A Scottish Prison Service spokesperson said: “Our thoughts remain with the families of Katie Allan and William Lindsay and we would like to take this opportunity to offer our sincere condolences and apologies for the failures identified in this report.
“We are committed to doing everything we can to support people and keep them safe during the most challenging and vulnerable periods of their lives. We are grateful to Sheriff Collins for his recommendations, which we will now carefully consider before responding further.”
Solicitor General for Scotland, Ruth Charteris KC, said: “I would again wish to acknowledge the deep anguish that the deaths of Katie and William have brought to their families and appreciate that the wait for these proceedings has been too long. Since their deaths, the Crown Office and Procurator Fiscal Service has introduced reforms designed to reduce the time it takes to investigate deaths, improve the quality of such investigations, and improve communication with bereaved families.
“As part of these reforms, a specialist custody deaths investigation team has been set up to focus on cases such as those of Katie and William. There is much more that can be done across the whole of the justice system to improve how deaths in custody are investigated, and the Crown is committed to contributing to that.

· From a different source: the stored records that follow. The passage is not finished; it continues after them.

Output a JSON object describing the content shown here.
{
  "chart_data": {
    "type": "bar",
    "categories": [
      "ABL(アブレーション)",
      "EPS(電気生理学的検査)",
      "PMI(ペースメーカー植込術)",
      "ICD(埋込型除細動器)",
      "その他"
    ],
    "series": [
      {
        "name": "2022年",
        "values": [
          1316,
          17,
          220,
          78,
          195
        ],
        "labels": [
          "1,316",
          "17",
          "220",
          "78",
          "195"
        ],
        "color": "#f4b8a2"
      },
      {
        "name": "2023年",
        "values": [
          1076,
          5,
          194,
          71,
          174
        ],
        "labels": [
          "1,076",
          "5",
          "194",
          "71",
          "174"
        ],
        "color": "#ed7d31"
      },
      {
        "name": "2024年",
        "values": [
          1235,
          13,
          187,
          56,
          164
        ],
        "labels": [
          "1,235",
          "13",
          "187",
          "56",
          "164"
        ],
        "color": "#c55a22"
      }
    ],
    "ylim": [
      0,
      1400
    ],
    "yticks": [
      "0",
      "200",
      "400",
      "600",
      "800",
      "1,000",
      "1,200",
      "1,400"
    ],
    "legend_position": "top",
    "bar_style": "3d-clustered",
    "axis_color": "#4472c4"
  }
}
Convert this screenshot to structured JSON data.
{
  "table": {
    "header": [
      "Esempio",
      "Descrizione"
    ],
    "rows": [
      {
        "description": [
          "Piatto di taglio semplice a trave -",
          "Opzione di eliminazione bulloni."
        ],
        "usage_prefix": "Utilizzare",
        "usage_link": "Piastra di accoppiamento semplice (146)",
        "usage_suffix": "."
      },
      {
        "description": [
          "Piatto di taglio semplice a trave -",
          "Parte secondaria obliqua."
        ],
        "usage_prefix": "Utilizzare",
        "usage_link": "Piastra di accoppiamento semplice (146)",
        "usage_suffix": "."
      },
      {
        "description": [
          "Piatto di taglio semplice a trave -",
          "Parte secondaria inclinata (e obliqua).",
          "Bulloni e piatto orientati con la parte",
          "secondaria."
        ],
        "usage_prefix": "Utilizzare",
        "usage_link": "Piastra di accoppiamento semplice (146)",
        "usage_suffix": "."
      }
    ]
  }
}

“I hope that these proceedings provided the families with the answers they sought, and the sheriff’s determination helps to prevent similar deaths in the future.”
Justice Secretary Angela Constance said: “My deepest sympathies and condolences are with the families of Katie Allan and William Lindsay who have lost a child and sibling. I am deeply sorry about their deaths and that their families have had to wait so long for the conclusion of this process. I fully appreciate that this has been an arduous process and will have compounded the trauma and distress of the families.
“Deaths from suicide in custody are as tragic as they are preventable, and the deaths of these two young people should not have happened whilst they were in the care of the state. I thank Sheriff Collins for his detailed determination which has highlighted a number of reasonable precautions that should have been taken and systemic failures that must be addressed to help prevent other deaths in custody. His recommendations will be given very careful and detailed consideration.
“Work has been carried out since Katie Allan and William Lindsay’s deaths in 2018 to reduce the instances happening again, including action by the Scottish Prison Service to remove ligature points in cells. However, there is clearly more to be done and this must be done at pace. It is absolutely crucial that both the Scottish Government and the Scottish Prison Service make the systemic changes required to prevent and reduce suicides in custody based on these recommendations.”